US BUYSIDE BIDE THEIR TIME.

Despite the government shutdown and last-minute scrambling to finalise swaps execution facility (SEF) documents and iron out technology glitches, there were no major breakages on 2 October when trading went live through SEFs. However, the buyside in the US are still not ready to take the plunge, preferring instead to adopt a wait and see attitude, according to a study conducted by consultancy TABB Group.

Canvassing 40 firms managing a total of $13.7 trillion in assets, TABB found that almost 80% of US buyside firms avoided the platforms on the first day they were introduced. One reason is that the Commodity Futures Trading Commission, the US derivatives regulator, gave the industry breathing space after market participants said they were struggling to prepare for some of the aspects of the new regulations. The delay means that they have the option to continue trading through private negotiations with their counterparties, a practice the Dodd-Frank rules want to limit.

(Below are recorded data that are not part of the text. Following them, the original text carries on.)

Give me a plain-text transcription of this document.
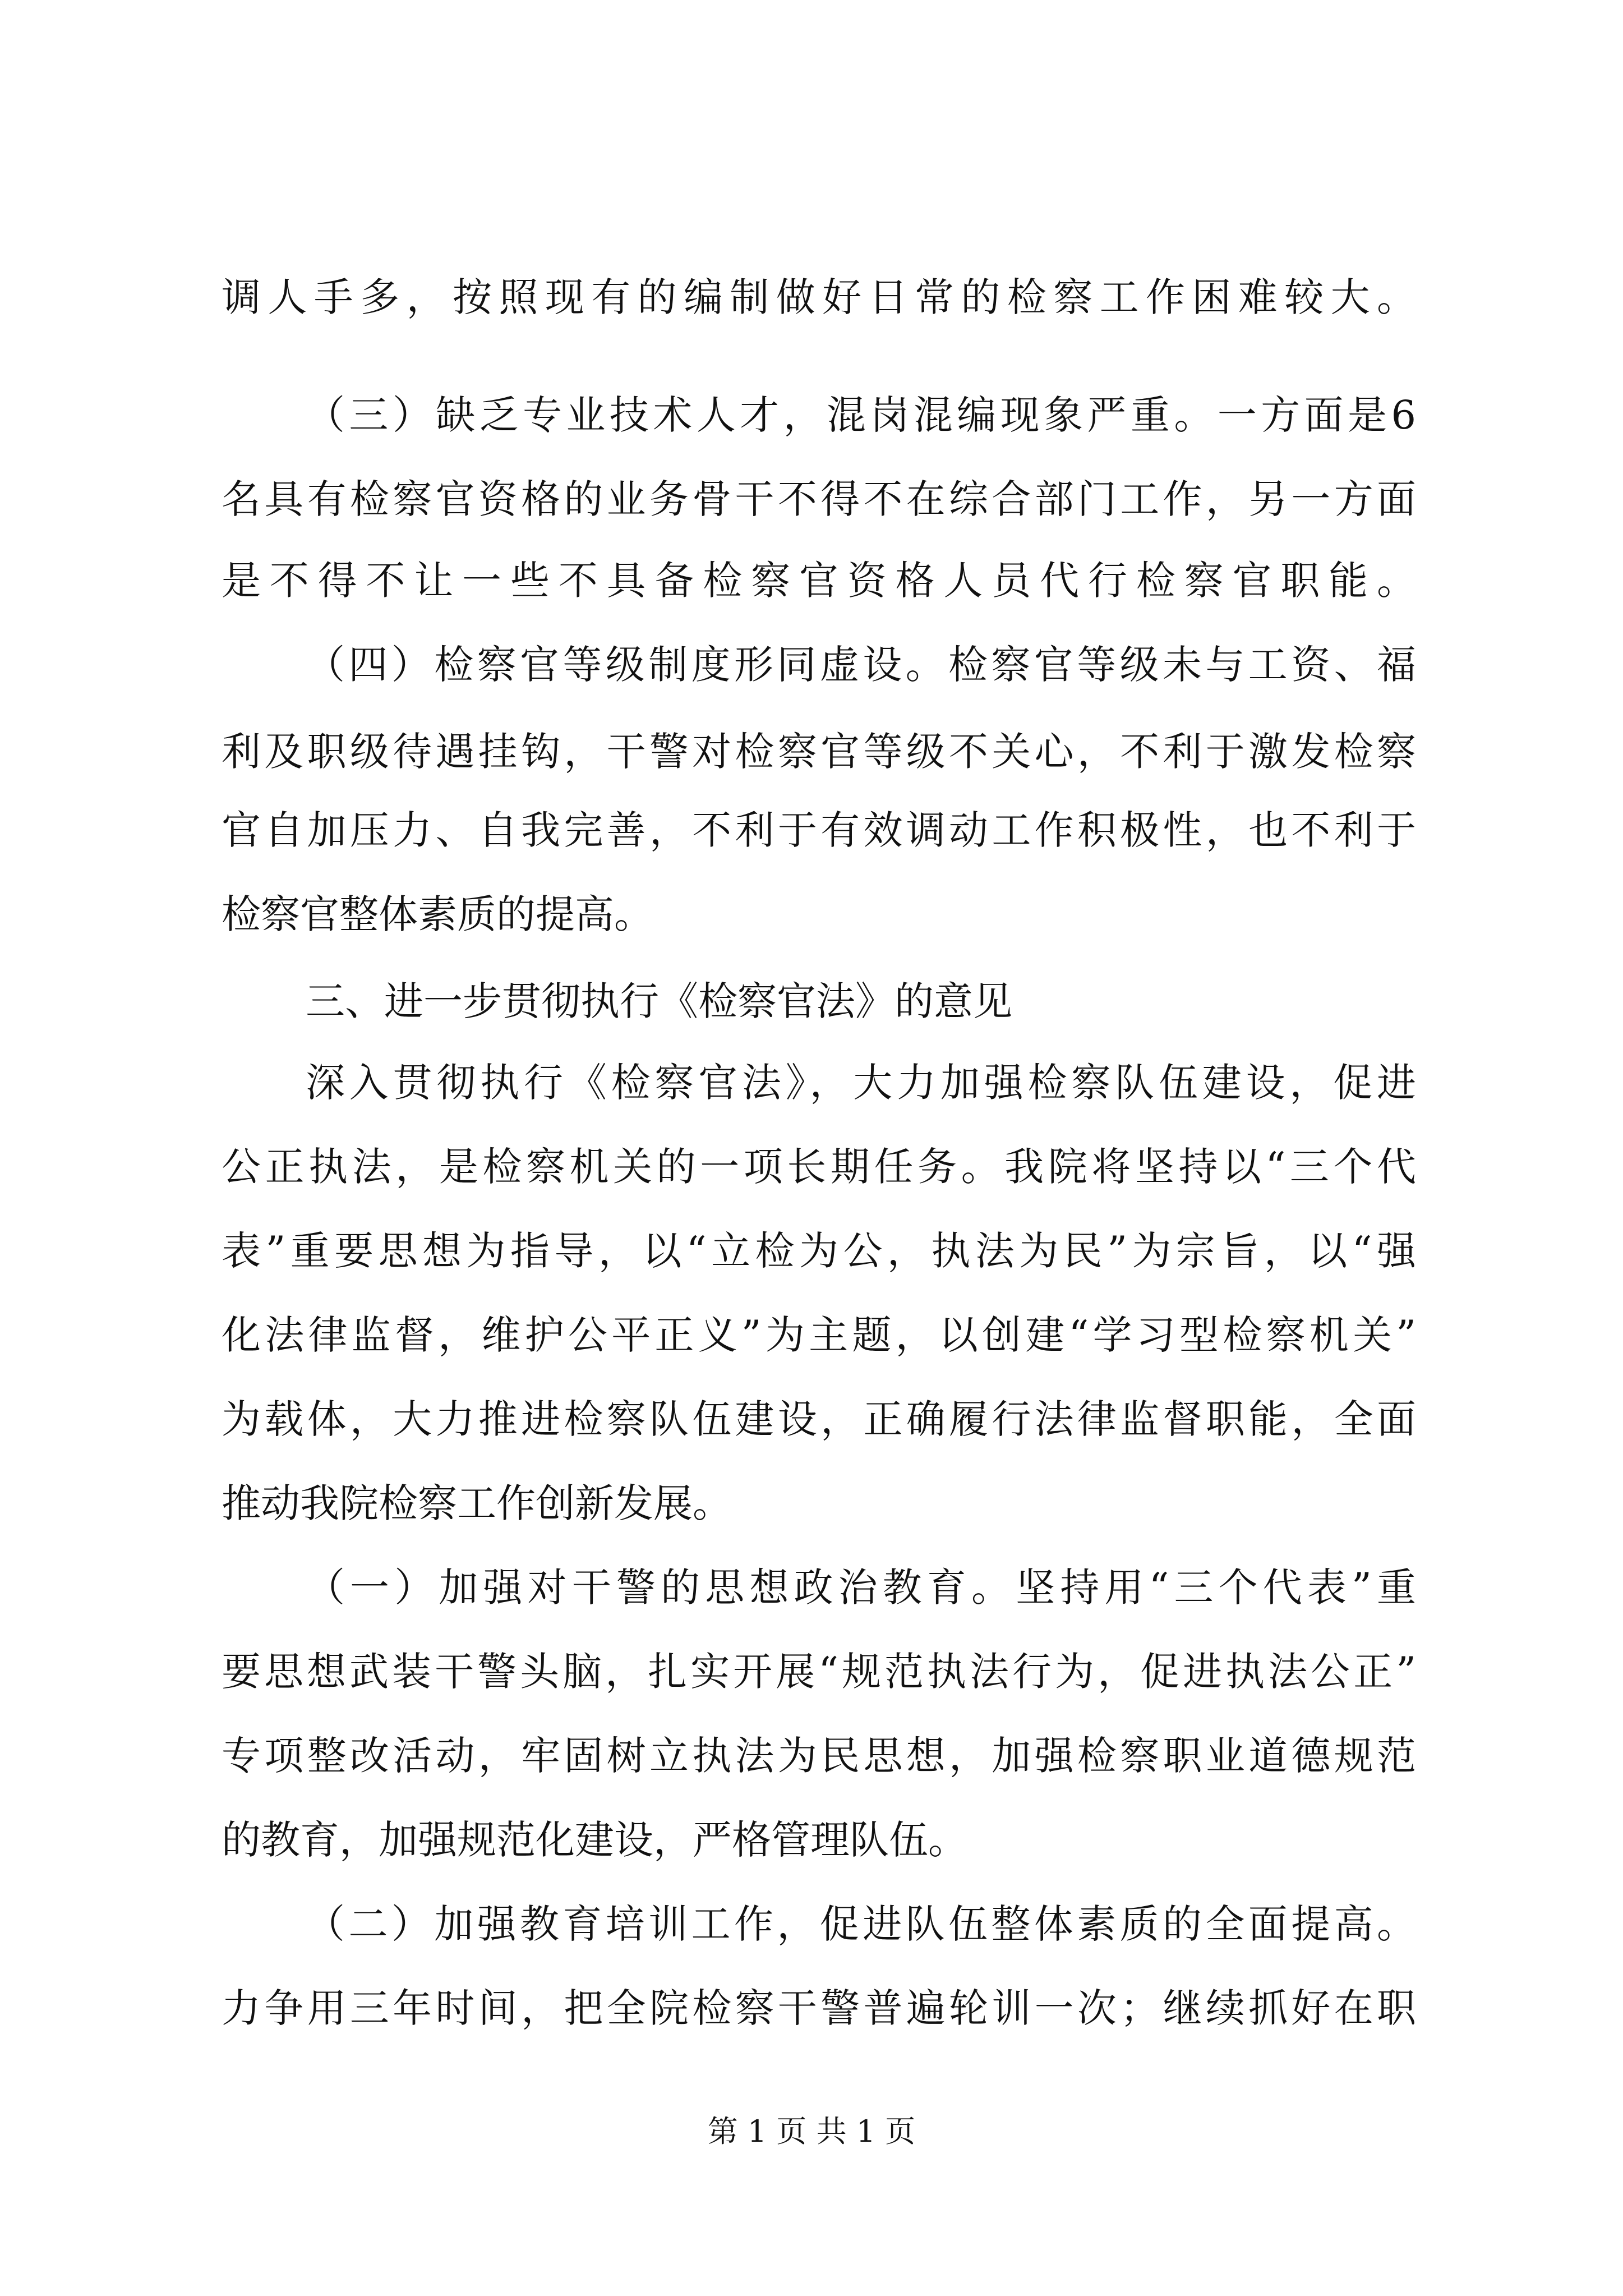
调人手多，按照现有的编制做好日常的检察工作困难较大。
（三）缺乏专业技术人才，混岗混编现象严重。一方面是6
名具有检察官资格的业务骨干不得不在综合部门工作，另一方面
是不得不让一些不具备检察官资格人员代行检察官职能。
（四）检察官等级制度形同虚设。检察官等级未与工资、福
利及职级待遇挂钩，干警对检察官等级不关心，不利于激发检察
官自加压力、自我完善，不利于有效调动工作积极性，也不利于
检察官整体素质的提高。
三、进一步贯彻执行《检察官法》的意见
深入贯彻执行《检察官法》，大力加强检察队伍建设，促进
公正执法，是检察机关的一项长期任务。我院将坚持以“三个代
表”重要思想为指导，以“立检为公，执法为民”为宗旨，以“强
化法律监督，维护公平正义”为主题，以创建“学习型检察机关”
为载体，大力推进检察队伍建设，正确履行法律监督职能，全面
推动我院检察工作创新发展。
（一）加强对干警的思想政治教育。坚持用“三个代表”重
要思想武装干警头脑，扎实开展“规范执法行为，促进执法公正”
专项整改活动，牢固树立执法为民思想，加强检察职业道德规范
的教育，加强规范化建设，严格管理队伍。
（二）加强教育培训工作，促进队伍整体素质的全面提高。
力争用三年时间，把全院检察干警普遍轮训一次；继续抓好在职
第 1 页 共 1 页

As a result, on 2 October only 12% of those questioned conducted live trades on SEFs, with a further 10% conducting test trades on the platforms. Only 7% of respondents hit the pause button on swap trading altogether although 27% of US buyside firms detected a slump in trading volumes. The study partly attributed this to a decline in the number of non-US firms trading in the market, adding: “Liquidity has also been driven offshore, as non-US persons shunned the US swaps market to avoid compliance with the Dodd-Frank Act.”